Ok, I know this isn’t the most exciting notion of a sandwich, but scroll down and see the pics of this creation and you’ll at least wonder if it tastes as good as it looks.
Are you back?
Ok, give me credit- I creatively reused -instead of wasted-that plethora of duck fat that came from my duckling last week (read more about it in my post, To Roast a Duckling.
Well, I don’t deserve a whole lot of credit. It really wasn’t my notion of ‘reusing’ that spurred me into this frenzy of finding dishes I could cook using it; it was more of my gourmet-obsessed mind to create dishes that look like they’ve come straight out of a (fancy) restaurant. I read about how all the best chefs in the world tout the incredible flavor that drips from this bird. I want to be like them, in my own kitchen (and without all the stress). Besides, did I forget to mention that Julia Child told me (not directly, of course) to use this fat, too?
You might be thinking that this fat isn’t very healthy, comparing its thick texture when cold to hydrogenated oils, hardened vegetable oils used to line your baking pan, or even lard, but duck fat doesn’t fall anywhere near those oils in comparison. In categories of taste, versatility and healthiness, it beats out all of them.
I’m not a doctor or a nutritionist, so I know I can’t give medical advice, but I can suggest you read more about what the experts have to say about it. There is a long, but particularly interesting article about saturated fats by Dr. Mary Enig and Sally Fallon in the link below. They mention duck fat by name in their reference to how the French have a ‘lower rate of coronary heart disease than many other western countries’.

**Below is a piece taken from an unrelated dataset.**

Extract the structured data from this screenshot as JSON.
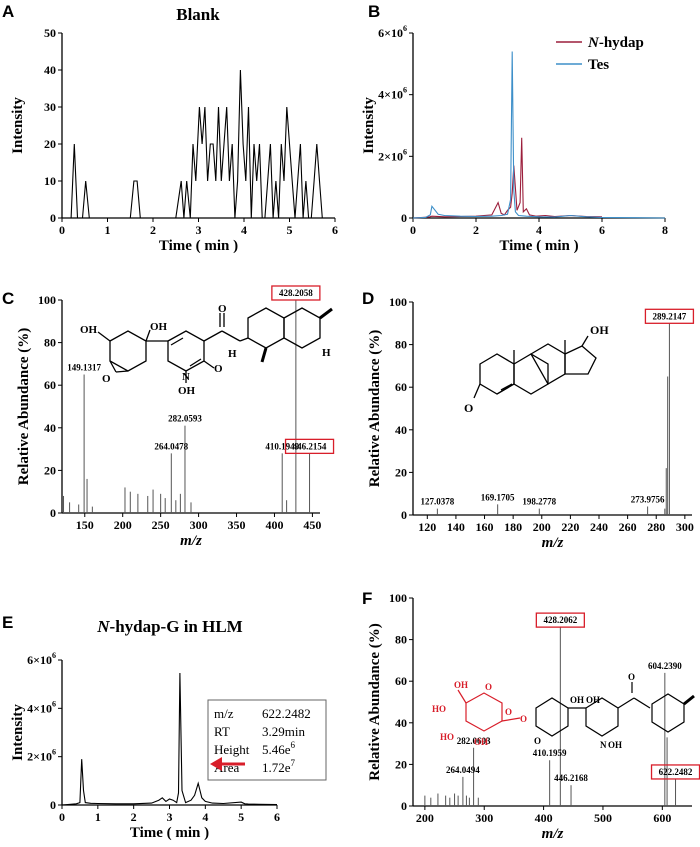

I also really love a book called Real Food by author Nina Planck. The information she provides in her book really helped me to release my fear of eating butter, cheese, whole milk and animal fats (halal only, of course). In fact, she provides solid and clear arguments about why you shouldn’t choose otherwise. Foods that are processed, chemically altered, genetically modified, unnaturally preserved, and even some that are pasteurized really come into question in her book. I suggest anyone interested in getting healthy or responsible for feeding and raising young children should read this book cover to cover.
Ok, so I got off topic for a minute- but found a great opportunity to share one of my favorite authors with you….
Back to the roasted peppers.
I had an enormous bag of ‘Mysteriously Sweet Red Peppers’ from Mexico- yes, that was on the label- that I had to do something with. They were nice enough to stay firm in my refrigerator’s crisper until I could figure out what I wanted to do with them for a week or two.
Sweet Red Peppers Roasted in Duck Fat
I decided on roasted vegetables- an easy dish because all you have to do is spend a few minutes to loosely chop your items, throw on some salt, a bit of sugar, any seasoning you like and add some fat. Put them in an oven-safe dish and throw them in the oven at 350-375 degrees and wait for your nose to tell you they’re done, not burnt. Mine took about 40-45 minutes to get really nice and brown.
In this particular dish, I added red onions and whole, peeled garlic cloves to add flavor. I used about 4 TB. of the cold duck fat, but a great alternative is extra virgin olive oil. You could add eggplant or zucchini- any type of vegetable with a similar cooking time. Carrots or potatotes would need longer to cook unless they are blanched, so don’t use them unless they are.
When your dish is done, serve with French, Italian or pita bread and dip your peppers into them. You could also serve as a side dish to chicken, or top a pasta dish that needs a bit of jazzing up.
That’s where this sandwich comes in:
Roasted Red Pepper Sandwich with Melted Cheese
I didn’t want to eat it in the same way the next day, so I got out a sandwich bun and toasted it. Meanwhile, I warmed up my roasted peppers in the microwave with a slice of Tillamook swiss cheese on top. When everything was ready, I ate it with pure delight, realizing I couldn’t have gone out and had a better sandwich elsewhere.
It’s not only the gratification of making your own food, without difficulty or waste, but the gratification of knowing that home really is the best place in the world to eat, making a mini meal like this worth the effort.
So, are you convinced yet? Make this sandwich yourself- or just the peppers as an appetizer with bread- and you’ll become a sort of taste believer.
And, umm, you don’t really have to use duck fat- unless of course you roast a duckling, too.